Carol graduated grammar school at age twelve a full head taller than any other person in school (her adult height, five feet, eleven & 3/4 inches tall). The class graduation photo shows her in the center of the back row, where she stands a head taller than anyone else — and everyone else in that row are boys.

Carol attended college at the prestigious Middlebury College in Vermont from 1942, graduating in 1945 (only three years) with a major in chemistry (and physics except for one class she did not take) and a minor in math. During those years, she worked summers at Burpee’s Seed Farm, and also acquired and rode a thoroughbred–Suffolk-cross hunter named Pocahontas (Pokey). She explored the Long Trail, Vermont’s chunk of the Appalachian Trail, camping overnight in the Adirondack shelters (one wall, a roof, and a firepit) on the trail.

At sap-collection time in spring while in college, Carol attended many a local “sugaring off” party with classmates. This was Vermont, remember? Today as then, the fresh maple sap goes straight from collection buckets to the sugarhouse where the big kettle is boiling. And as it thickens from sap to syrup, a ladle of hot syrup gets poured over a metal pie plate full of snow, where it thickens into taffy-like threads.
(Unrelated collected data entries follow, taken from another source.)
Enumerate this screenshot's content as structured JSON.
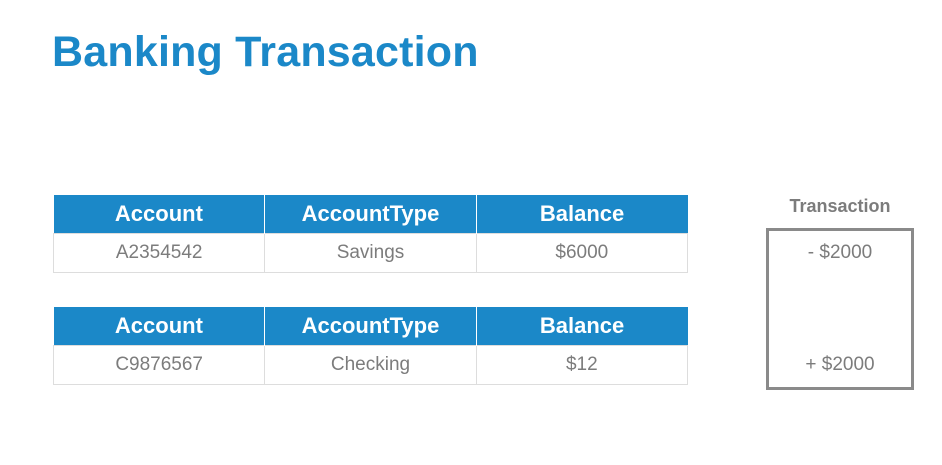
{
  "title": "Banking Transaction",
  "tables": [
    {
      "headers": [
        "Account",
        "AccountType",
        "Balance"
      ],
      "rows": [
        [
          "A2354542",
          "Savings",
          "$6000"
        ]
      ]
    },
    {
      "headers": [
        "Account",
        "AccountType",
        "Balance"
      ],
      "rows": [
        [
          "C9876567",
          "Checking",
          "$12"
        ]
      ]
    }
  ],
  "transaction": {
    "label": "Transaction",
    "debit": "- $2000",
    "credit": "+ $2000"
  },
  "colors": {
    "accent": "#1b88c8",
    "text_gray": "#7c7c7c",
    "box_border": "#8a8a8a"
  }
}
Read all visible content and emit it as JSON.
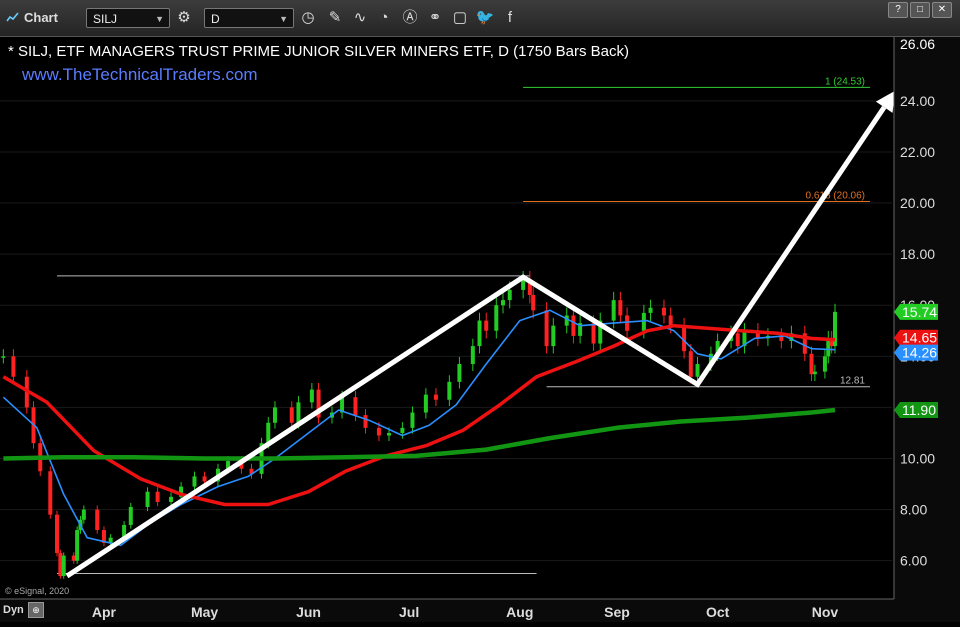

Participants use a fork to wind up the resulting confection before gobbling it up, and if they started to feel over-sweetened, they would cleanse their palate with a dill pickle, and be ready to start all over. (In Massachusetts today they call the same event “sugar-in-snow,” but what do those Massachusetts Yankees know?)

In the autumn, Carol bought raw apple squeezings from a local cider mill near the college, then stored the resulting gallon jug of cider, cork well pushed in, at room temperature in the back of her dorm room closet. A couple of weeks later, when the cork popped, the hard cider was ready to drink — room party, anyone?

Carol told her family of the occasion when she attended a sock hop with some of her classmates dressed as a young man. Remember, she was six feet tall with shoulders to match; and this was after America entered World War II, so men were in extremely short supply. And after a while at the sock hop, she saw a professor-cum-chaperone headed her way, and she thought, “Uh-oh.” When the professor got to her, he simply said, “Young lady, I think this is a corking good stunt!” And left her gaping. In 1996, Carol attended her fiftieth anniversary college reunion, at Middlebury College in Vermont. (Middlebury combined their 1945 and 1946 fifty-year class reunions.) And at one of the social evenings during that reunion, that selfsame professor, now on the high side of 90 and long retired, was present as well. She asked him whether he recalled that long-ago sock hop, and he said no, adding with a twinkle, “But I still think it’s a corking good stunt!”

To reach that reunion in Vermont on a limited budget from her home in Eugene, Oregon, Carol travelled with a backpack by Greyhound AmeriPass, making stops across the country to visit and stay with several online gardening friends. Spokane to Syracuse was her longest leg. During that trip was the last time she saw her two brothers Don and Dave, who died in 1996 and 1998 respectively.

Carol became politically active after the 2000 presidential election; her principles as well as her faith demanded she take action. Carol became a Precinct Committee Person for the Democratic Party of Lane County, and was active in Howard Dean’s 2004 presidential primary bid. And the day after Barack Obama’s speech at that convention, she told her daughter Deb by phone and email that she felt Obama was the next president of the United States of America. She died before that prediction came true, but the family could hear her rousing enthusiasm on election night 2008 nonetheless.

Every person who knew Carol Jacobs found their life improved by the contact. She lived her life as a reflection of honor, faith, and dignity, which went uncompromised throughout her long life—even when she disagreed with you. She was a quiet feminist pioneer in every field. Her daughter Rebecca once asked her what limitations she had encountered; in response, Carol said simply, “Time.”